Sunday, May 24, 2015

Faith in Retrospect


 As you know, we moved to Florida with our dog, Toby, and two cats, Bear and MacyGray, last September. I left my job of 28 years, packed up our house of 18 years, signed the papers, left the town I loved and the state I was born in to start life over again. It was my version of an emotional BASE jump. And I crashed. Hard.

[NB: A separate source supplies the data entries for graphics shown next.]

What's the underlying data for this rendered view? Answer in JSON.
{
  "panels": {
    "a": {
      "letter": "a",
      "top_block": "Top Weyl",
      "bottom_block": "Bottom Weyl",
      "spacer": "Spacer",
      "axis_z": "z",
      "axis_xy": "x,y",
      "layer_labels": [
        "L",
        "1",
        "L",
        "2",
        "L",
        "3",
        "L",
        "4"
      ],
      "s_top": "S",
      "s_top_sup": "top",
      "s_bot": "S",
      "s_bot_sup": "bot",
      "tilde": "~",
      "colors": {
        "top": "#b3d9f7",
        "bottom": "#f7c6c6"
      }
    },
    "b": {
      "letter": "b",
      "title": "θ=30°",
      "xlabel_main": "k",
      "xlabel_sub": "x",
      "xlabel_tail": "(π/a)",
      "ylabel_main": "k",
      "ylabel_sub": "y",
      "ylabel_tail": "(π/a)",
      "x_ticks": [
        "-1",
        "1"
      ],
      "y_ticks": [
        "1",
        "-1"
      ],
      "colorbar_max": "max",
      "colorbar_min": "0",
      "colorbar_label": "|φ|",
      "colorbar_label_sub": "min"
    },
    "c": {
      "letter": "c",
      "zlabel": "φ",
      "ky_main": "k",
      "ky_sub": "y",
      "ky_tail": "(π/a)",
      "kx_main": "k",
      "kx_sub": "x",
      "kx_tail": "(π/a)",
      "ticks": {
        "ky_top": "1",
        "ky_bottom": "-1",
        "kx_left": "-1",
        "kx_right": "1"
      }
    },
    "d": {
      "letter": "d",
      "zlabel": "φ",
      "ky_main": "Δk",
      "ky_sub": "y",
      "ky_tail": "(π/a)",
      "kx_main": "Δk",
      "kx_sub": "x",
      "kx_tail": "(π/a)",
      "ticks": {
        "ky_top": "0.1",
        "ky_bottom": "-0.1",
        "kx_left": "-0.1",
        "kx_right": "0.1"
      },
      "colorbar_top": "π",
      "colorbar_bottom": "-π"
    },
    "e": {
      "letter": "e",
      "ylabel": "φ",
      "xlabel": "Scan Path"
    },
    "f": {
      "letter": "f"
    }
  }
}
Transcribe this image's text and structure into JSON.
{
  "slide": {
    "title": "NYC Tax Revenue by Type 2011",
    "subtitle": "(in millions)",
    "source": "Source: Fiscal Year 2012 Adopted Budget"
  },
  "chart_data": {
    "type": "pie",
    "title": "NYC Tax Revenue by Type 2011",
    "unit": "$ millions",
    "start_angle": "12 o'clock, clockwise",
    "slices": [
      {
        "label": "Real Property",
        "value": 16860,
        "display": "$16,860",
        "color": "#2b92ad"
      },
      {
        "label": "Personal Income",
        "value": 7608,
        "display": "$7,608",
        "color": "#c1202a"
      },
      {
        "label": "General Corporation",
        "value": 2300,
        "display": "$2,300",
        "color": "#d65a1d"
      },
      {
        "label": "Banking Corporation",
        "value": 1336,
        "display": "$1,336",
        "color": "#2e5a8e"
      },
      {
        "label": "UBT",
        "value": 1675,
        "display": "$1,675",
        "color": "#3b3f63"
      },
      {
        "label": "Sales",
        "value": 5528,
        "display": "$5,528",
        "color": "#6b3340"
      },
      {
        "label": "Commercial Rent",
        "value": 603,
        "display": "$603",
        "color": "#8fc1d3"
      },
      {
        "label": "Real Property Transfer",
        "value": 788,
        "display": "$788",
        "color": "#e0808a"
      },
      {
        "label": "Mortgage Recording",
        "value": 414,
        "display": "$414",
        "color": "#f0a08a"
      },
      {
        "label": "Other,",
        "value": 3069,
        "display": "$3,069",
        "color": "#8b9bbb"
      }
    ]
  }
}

It was all too much, really. Too many changes all at once. Too many goodbyes, I couldn't take it. I was afraid I would die, then I was afraid I wouldn't. As soon as we arrived, I knew it was a lifetime mistake and it was all my fault, my choice, my insecurities of not being able to afford where I wanted to go, Vermont, to live closer to the part of my family who have lived there for over 30 years. Almost every year of those 30, I drove there to be part of their lives, I did not want my nieces and nephew to grow up not knowing who Aunt Deedee was. Every time I drove the route north along Rt 87, got off at Exit 20, motored through Fort Ann and crossed the border from New York into Vermont, I felt this is where my home is, these mountains, these hills, these sights, these smells. And yes, before anyone points out to me how cold it is in Vermont, I am no stranger to winter but the seasons are home to me too. Better winter outside the heart than inside.
The weeks have passed as I tripped over the pieces of my shattered self in Florida. We learned a shallow new routine, I walk Toby early morning and later in the evening to avoid the worst of the heat, we listened to the news of the brittle winter we were missing, I went birding, enjoyed a developing friendship with a young woman I met through her writings on dog training. Ken and I have EVEN BEEN GOING TO CHURCH ON SUNDAYS. It turned out to be a place to plant our flag of weekly survival. 
It is not as easy meeting people here as I thought it was going to be, many assume we are snowbirds and won't be here long. The common question is: "When will you be headed back?" Meaning, heading back HOME, wherever you are from, invariably somewhere in the north. 
Now we have an answer: July 23. We figured it out, piece by piece, hope by hope, one decision at a time, one conversation at a time. Ten thousand prayers. We are going home. Home is now Middlebury, Vermont, where a condo in a quiet neighborhood waits for us, a home across the street from the trails of Battell Woods, where I will spend my days among oaks and maples, birches and pines. HOME.
Faith really does happen in retrospect. I can see the path only after I have blazed it; oh, that was the fork I should have taken, I ended up here instead but if I did not have to double back and add mileage to the journey, I would have missed...it's too soon to finish that sentence. More blog posts to come on that. I am still on the path. 
But today is a new day. And I am grateful.